You're so far from perfect. That's why you need Jesus so much. But you're just so grateful for what He's done. I wanna encourage you to find a place later today to get alone with God and fall down before Him, get on your knees before Him and praise and thank Him for the love wherewith He loved you undeservedly and before time began. For his undeserved goodness and favor that caused you in time to see yourself as a sinner, worthy of divine rejection and disfavor and eternal castigation, and yet whose electing love and unfolding mercy opened your heart, drew you to his son, changed your will that was bent against him, and produced within you a heart of repentance and faith to embrace the mercies offered in the gospel under the saving of your soul.
Find a place to get alone with God. I encourage you to do that today. Maybe make yourself a note, oh God, just make yourself a note. I just wanna go and I'm just gonna go and get alone with God. Find a place to be apart from everyone else, even if it's only for one minute.

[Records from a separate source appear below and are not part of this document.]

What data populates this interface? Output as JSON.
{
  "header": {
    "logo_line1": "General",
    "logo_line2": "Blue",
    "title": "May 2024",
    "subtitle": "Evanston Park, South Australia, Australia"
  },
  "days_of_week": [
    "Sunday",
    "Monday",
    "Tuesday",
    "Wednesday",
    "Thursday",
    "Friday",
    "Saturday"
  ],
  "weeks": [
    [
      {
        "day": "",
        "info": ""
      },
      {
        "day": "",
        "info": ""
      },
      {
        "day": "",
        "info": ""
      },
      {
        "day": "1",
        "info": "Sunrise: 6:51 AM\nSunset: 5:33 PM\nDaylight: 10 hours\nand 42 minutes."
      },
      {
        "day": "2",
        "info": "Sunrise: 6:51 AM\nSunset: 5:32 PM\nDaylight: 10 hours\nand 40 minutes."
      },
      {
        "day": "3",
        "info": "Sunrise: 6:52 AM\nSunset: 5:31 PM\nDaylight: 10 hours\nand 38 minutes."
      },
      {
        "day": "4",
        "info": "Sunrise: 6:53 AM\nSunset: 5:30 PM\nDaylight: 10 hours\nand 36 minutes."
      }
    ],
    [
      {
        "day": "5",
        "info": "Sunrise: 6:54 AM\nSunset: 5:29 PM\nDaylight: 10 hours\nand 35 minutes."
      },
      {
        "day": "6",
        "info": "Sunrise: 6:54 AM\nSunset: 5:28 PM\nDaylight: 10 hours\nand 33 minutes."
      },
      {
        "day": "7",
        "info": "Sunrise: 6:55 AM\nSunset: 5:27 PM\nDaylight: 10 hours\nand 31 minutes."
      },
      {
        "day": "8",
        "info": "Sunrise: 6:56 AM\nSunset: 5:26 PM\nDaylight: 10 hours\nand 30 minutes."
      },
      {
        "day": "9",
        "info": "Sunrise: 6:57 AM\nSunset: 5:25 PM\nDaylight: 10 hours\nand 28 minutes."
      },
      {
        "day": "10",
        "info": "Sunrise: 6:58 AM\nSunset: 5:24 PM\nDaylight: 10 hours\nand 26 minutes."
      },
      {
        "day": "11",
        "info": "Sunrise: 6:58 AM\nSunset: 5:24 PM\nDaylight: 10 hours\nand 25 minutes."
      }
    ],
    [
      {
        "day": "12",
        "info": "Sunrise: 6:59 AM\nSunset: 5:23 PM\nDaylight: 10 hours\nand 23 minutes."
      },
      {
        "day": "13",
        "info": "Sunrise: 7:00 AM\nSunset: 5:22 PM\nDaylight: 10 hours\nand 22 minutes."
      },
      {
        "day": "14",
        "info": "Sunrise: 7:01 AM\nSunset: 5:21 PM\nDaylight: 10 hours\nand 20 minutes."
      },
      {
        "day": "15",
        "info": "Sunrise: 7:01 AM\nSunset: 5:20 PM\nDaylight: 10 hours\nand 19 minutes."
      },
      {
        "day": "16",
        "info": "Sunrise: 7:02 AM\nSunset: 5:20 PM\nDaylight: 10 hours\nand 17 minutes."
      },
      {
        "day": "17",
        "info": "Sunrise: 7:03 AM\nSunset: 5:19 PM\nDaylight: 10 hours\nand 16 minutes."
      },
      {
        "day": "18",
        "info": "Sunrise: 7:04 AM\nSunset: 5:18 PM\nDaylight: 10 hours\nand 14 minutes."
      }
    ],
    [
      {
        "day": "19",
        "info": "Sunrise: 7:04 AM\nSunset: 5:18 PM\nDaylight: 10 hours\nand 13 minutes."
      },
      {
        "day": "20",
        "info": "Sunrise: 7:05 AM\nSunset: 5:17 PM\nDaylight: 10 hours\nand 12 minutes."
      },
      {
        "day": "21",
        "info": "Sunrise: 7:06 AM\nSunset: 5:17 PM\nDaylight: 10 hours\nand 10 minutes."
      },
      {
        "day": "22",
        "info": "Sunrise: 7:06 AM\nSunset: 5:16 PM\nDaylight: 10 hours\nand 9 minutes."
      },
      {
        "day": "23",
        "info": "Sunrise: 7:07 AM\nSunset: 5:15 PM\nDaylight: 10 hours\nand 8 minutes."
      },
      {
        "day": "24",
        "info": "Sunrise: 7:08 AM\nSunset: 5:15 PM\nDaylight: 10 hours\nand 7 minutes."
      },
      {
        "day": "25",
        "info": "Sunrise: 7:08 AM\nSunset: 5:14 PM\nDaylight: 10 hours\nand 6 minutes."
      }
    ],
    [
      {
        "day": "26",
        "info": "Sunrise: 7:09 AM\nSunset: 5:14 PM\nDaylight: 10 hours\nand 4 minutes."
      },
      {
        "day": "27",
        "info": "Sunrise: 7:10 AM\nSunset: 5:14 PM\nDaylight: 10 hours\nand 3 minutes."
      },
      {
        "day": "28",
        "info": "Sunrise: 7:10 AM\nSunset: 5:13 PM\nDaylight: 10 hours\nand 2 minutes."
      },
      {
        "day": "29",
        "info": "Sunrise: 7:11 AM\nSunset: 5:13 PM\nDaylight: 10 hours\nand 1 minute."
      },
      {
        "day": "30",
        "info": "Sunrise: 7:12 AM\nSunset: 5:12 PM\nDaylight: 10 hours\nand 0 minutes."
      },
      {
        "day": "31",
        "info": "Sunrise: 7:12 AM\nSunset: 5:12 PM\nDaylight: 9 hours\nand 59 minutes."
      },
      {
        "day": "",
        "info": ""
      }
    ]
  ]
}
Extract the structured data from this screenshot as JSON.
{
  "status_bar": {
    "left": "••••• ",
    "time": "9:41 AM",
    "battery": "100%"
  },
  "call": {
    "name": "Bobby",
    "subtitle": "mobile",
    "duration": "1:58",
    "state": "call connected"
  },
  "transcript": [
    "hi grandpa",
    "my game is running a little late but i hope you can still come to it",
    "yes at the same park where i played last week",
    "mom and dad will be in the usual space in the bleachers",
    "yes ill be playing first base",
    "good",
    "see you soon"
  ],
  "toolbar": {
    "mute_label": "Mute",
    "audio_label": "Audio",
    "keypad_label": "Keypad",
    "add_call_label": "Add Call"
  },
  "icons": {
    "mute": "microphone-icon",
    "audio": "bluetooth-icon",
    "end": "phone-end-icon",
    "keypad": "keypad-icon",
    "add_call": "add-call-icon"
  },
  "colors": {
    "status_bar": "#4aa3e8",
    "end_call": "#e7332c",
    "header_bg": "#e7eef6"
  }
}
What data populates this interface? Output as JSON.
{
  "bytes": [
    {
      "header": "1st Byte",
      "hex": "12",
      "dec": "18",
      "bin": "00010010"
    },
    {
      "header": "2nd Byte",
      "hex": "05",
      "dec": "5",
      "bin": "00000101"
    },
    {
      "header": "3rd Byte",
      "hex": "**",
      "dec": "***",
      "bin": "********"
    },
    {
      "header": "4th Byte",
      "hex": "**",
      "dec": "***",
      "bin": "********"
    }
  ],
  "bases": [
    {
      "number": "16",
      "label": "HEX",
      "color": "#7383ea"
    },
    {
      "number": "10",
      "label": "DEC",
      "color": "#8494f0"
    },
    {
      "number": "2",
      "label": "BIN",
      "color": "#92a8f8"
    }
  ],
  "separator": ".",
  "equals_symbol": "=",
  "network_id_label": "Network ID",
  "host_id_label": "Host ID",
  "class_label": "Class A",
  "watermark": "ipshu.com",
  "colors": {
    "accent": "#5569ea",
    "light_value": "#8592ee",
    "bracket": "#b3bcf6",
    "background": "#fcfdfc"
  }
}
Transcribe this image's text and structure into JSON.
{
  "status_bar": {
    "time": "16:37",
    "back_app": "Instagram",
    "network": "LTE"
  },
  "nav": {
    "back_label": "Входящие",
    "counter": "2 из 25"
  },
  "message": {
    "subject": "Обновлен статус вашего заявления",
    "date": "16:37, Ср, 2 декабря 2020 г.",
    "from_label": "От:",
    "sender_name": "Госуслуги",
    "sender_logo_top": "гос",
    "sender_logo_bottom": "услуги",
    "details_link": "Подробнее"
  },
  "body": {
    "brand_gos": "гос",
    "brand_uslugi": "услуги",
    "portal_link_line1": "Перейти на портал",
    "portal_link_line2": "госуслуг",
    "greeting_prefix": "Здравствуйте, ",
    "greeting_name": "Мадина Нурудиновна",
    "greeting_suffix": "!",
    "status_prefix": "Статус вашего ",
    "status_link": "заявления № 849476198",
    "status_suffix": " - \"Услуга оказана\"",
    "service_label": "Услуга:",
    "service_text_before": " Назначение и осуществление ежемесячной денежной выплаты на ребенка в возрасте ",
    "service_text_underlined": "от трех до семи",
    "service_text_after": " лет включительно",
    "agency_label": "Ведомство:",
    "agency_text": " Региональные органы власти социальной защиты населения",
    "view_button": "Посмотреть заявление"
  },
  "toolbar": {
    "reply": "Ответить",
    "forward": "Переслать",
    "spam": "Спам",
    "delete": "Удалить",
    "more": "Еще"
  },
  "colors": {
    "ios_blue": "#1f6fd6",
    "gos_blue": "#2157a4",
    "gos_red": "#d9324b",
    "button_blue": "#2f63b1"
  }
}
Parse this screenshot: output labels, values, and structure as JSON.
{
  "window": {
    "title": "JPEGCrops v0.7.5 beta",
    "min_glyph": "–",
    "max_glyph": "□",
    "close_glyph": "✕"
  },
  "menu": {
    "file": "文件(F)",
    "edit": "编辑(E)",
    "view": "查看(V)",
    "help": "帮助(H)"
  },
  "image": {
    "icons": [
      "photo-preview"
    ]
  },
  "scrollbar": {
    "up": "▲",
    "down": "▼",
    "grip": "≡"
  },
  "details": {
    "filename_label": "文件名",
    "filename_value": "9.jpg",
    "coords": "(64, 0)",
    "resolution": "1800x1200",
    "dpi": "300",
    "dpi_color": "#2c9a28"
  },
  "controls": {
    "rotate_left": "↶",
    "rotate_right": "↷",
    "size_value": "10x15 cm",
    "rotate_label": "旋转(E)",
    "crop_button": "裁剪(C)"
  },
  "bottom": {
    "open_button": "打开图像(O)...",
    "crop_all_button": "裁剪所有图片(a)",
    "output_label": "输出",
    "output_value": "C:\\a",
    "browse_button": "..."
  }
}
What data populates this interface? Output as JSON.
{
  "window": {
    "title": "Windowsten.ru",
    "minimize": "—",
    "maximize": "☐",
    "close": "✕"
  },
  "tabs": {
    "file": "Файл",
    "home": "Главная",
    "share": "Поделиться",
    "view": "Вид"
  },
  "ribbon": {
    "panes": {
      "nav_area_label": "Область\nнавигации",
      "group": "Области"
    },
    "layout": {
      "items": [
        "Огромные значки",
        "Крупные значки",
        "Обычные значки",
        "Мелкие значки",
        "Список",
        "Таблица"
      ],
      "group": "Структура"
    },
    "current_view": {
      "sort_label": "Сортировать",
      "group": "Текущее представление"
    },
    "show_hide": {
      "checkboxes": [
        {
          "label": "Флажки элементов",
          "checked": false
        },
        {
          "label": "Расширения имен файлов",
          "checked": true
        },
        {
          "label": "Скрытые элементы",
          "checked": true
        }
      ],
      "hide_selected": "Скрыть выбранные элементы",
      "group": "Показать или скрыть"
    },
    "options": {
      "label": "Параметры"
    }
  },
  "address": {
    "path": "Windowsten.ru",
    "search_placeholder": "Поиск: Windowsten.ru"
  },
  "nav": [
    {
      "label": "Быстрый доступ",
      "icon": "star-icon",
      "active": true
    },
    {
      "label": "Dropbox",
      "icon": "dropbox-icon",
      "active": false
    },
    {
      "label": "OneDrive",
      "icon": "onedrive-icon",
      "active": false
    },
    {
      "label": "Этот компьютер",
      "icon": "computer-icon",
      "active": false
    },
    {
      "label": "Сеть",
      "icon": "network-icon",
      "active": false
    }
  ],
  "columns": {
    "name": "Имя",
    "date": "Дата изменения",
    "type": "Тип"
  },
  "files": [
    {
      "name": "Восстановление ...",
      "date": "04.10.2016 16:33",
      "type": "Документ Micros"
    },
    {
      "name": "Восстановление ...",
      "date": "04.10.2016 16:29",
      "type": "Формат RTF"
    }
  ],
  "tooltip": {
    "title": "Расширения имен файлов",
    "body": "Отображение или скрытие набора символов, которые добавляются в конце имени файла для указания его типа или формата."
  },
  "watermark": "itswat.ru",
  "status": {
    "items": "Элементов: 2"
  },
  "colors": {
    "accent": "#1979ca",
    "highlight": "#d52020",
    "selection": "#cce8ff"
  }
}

I just thank Him for His love, His mercy, His grace, that He showed me in His Son before I was ever born, before the world began. Let's pray. Father, we thank You now for Your amazing grace, how sweet the sound, the saved wretches like us. We once were lost, but now we're found. We were blind, but because of what you did for us, we now see.
Oh God, we Confess that salvation is of the Lord It's all of you and none of us we confess that we never would have have come to you if you had not changed our will that our salvation From beginning to end is your work So we praise you God and we thank you that before the world began, you set your affection upon a people, and that in time, you sent your son to die for them and to reconcile us to you. And you gave your spirit to work in us, a work that we couldn't do in ourselves. To open our hearts, to change our hearts and our wills, to crush our natural rebellion, and to put in our hearts a principle of love for you that was not there before, and the desire to trust your Son with our sin debt. We thank you, God, for all that you've done for us. And Lord, as we approach this table here in a few minutes, help us, God, to examine ourselves and help us, God, as we eat of that bread and drink of that cup proclaiming Jesus died for me.